Yes, he observes it to radiate, because it does radiate. Don't forget the wave nature of matter. Or pair production. You made that electron (and a positron) out of an electromagnetic wave. And don't forget Compton scattering either:

enter image description here Image courtesy of Rod Nave's hyperphysics

You can effectively "shave a slice" off the incident photon's kinetic energy and give it to the electron, whereupon the electron moves. The inverse Compton is the same in reverse. Bremsstrahlung isn't all that different. The electron is real, the photon is real, the interaction is real, the motion is real.

However, for the non-inertial observer B standing on the non-inertial frame S′ the charged particle is at rest, and therefore, does not radiate at all.

Not so. The observer knows he's not at rest because he can feel the acceleration. He's keeping pace with the electron, so he knows that's not at rest either. Plus he can detect that photon.
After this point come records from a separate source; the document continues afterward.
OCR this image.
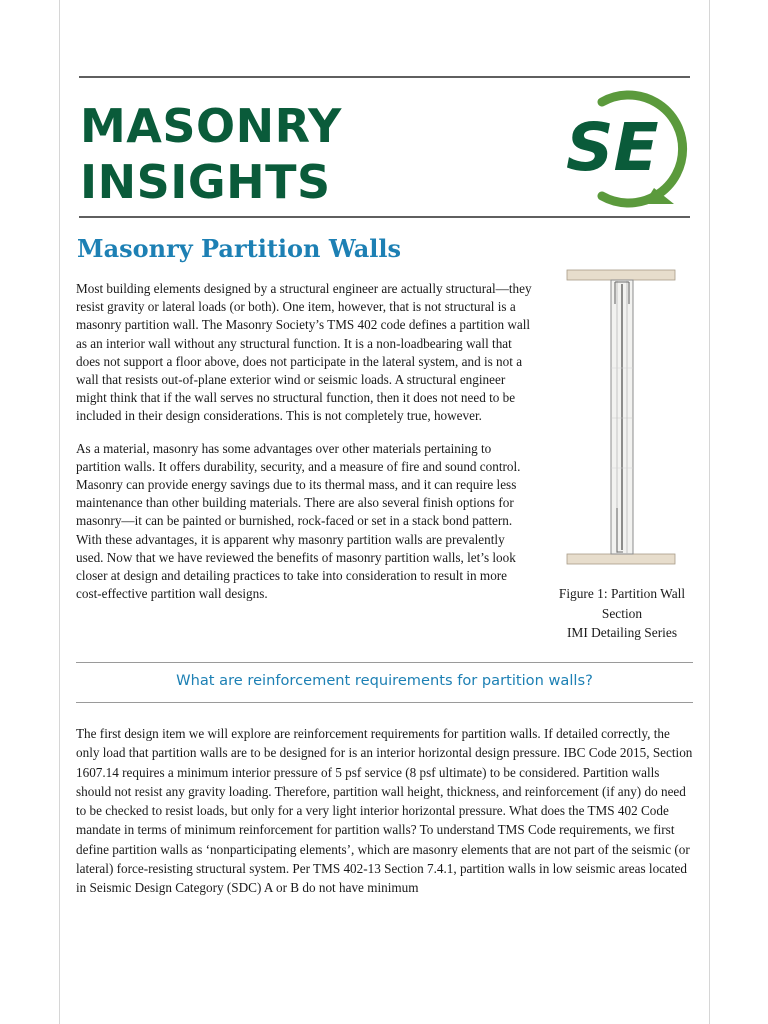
MASONRY
INSIGHTS	SE
Masonry Partition Walls

Most building elements designed by a structural engineer are actually structural—they resist gravity or lateral loads (or both). One item, however, that is not structural is a masonry partition wall. The Masonry Society’s TMS 402 code defines a partition wall as an interior wall without any structural function. It is a non-loadbearing wall that does not support a floor above, does not participate in the lateral system, and is not a wall that resists out-of-plane exterior wind or seismic loads. A structural engineer might think that if the wall serves no structural function, then it does not need to be included in their design considerations. This is not completely true, however.

As a material, masonry has some advantages over other materials pertaining to partition walls. It offers durability, security, and a measure of fire and sound control. Masonry can provide energy savings due to its thermal mass, and it can require less maintenance than other building materials. There are also several finish options for masonry—it can be painted or burnished, rock-faced or set in a stack bond pattern. With these advantages, it is apparent why masonry partition walls are prevalently used. Now that we have reviewed the benefits of masonry partition walls, let’s look closer at design and detailing practices to take into consideration to result in more cost-effective partition wall designs.	Figure 1: Partition Wall
Section
IMI Detailing Series
What are reinforcement requirements for partition walls?

The first design item we will explore are reinforcement requirements for partition walls. If detailed correctly, the only load that partition walls are to be designed for is an interior horizontal design pressure. IBC Code 2015, Section 1607.14 requires a minimum interior pressure of 5 psf service (8 psf ultimate) to be considered. Partition walls should not resist any gravity loading. Therefore, partition wall height, thickness, and reinforcement (if any) do need to be checked to resist loads, but only for a very light interior horizontal pressure. What does the TMS 402 Code mandate in terms of minimum reinforcement for partition walls? To understand TMS Code requirements, we first define partition walls as ‘nonparticipating elements’, which are masonry elements that are not part of the seismic (or lateral) force-resisting structural system. Per TMS 402-13 Section 7.4.1, partition walls in low seismic areas located in Seismic Design Category (SDC) A or B do not have minimum
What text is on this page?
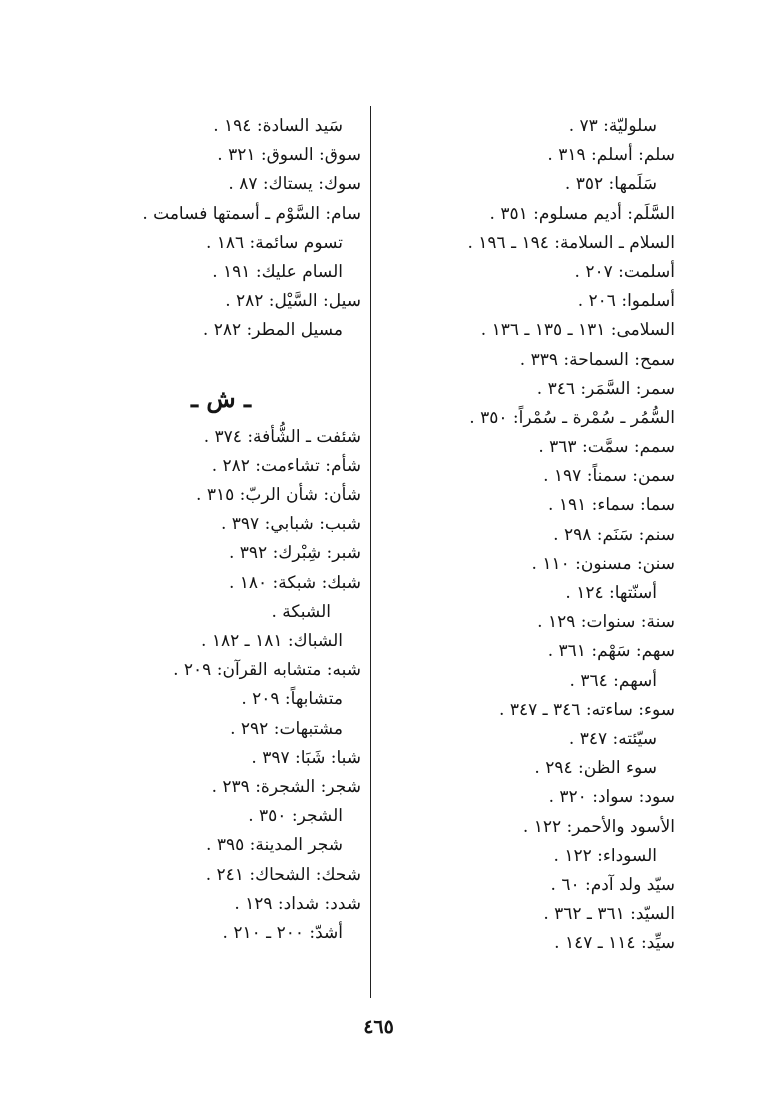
سلوليّة: ٧٣ .
سلم: أسلم: ٣١٩ .
سَلَمها: ٣٥٢ .
السَّلَم: أديم مسلوم: ٣٥١ .
السلام ـ السلامة: ١٩٤ ـ ١٩٦ .
أسلمت: ٢٠٧ .
أسلموا: ٢٠٦ .
السلامى: ١٣١ ـ ١٣٥ ـ ١٣٦ .
سمح: السماحة: ٣٣٩ .
سمر: السَّمَر: ٣٤٦ .
السُّمُر ـ سُمْرة ـ سُمْراً: ٣٥٠ .
سمم: سمَّت: ٣٦٣ .
سمن: سمناً: ١٩٧ .
سما: سماء: ١٩١ .
سنم: سَنَم: ٢٩٨ .
سنن: مسنون: ١١٠ .
أسنّتها: ١٢٤ .
سنة: سنوات: ١٢٩ .
سهم: سَهْم: ٣٦١ .
أسهم: ٣٦٤ .
سوء: ساءته: ٣٤٦ ـ ٣٤٧ .
سيّئته: ٣٤٧ .
سوء الظن: ٢٩٤ .
سود: سواد: ٣٢٠ .
الأسود والأحمر: ١٢٢ .
السوداء: ١٢٢ .
سيّد ولد آدم: ٦٠ .
السيّد: ٣٦١ ـ ٣٦٢ .
سيِّد: ١١٤ ـ ١٤٧ .
سَيد السادة: ١٩٤ .
سوق: السوق: ٣٢١ .
سوك: يستاك: ٨٧ .
سام: السَّوْم ـ أسمتها فسامت .
تسوم سائمة: ١٨٦ .
السام عليك: ١٩١ .
سيل: السَّيْل: ٢٨٢ .
مسيل المطر: ٢٨٢ .
ـ ش ـ
شئفت ـ الشُّأفة: ٣٧٤ .
شأم: تشاءمت: ٢٨٢ .
شأن: شأن الربّ: ٣١٥ .
شبب: شبابي: ٣٩٧ .
شبر: شِبْرك: ٣٩٢ .
شبك: شبكة: ١٨٠ .
الشبكة .
الشباك: ١٨١ ـ ١٨٢ .
شبه: متشابه القرآن: ٢٠٩ .
متشابهاً: ٢٠٩ .
مشتبهات: ٢٩٢ .
شبا: شَبَا: ٣٩٧ .
شجر: الشجرة: ٢٣٩ .
الشجر: ٣٥٠ .
شجر المدينة: ٣٩٥ .
شحك: الشحاك: ٢٤١ .
شدد: شداد: ١٢٩ .
أشدّ: ٢٠٠ ـ ٢١٠ .
٤٦٥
The electron is real, the photon is real, the interaction is real, the motion is real. What isn't, is the frame. That's an abstract thing.

A infers that the charged particle radiates but B infers it doesn't. Can both inferences (mutually contradictory) be correct simultaneously?

No. The accelerated particle radiates*. Do not let abstract things that are not there cloud your understanding of the things that are.

*A falling electron doesn't radiate. But that's another kettle of fish altogether.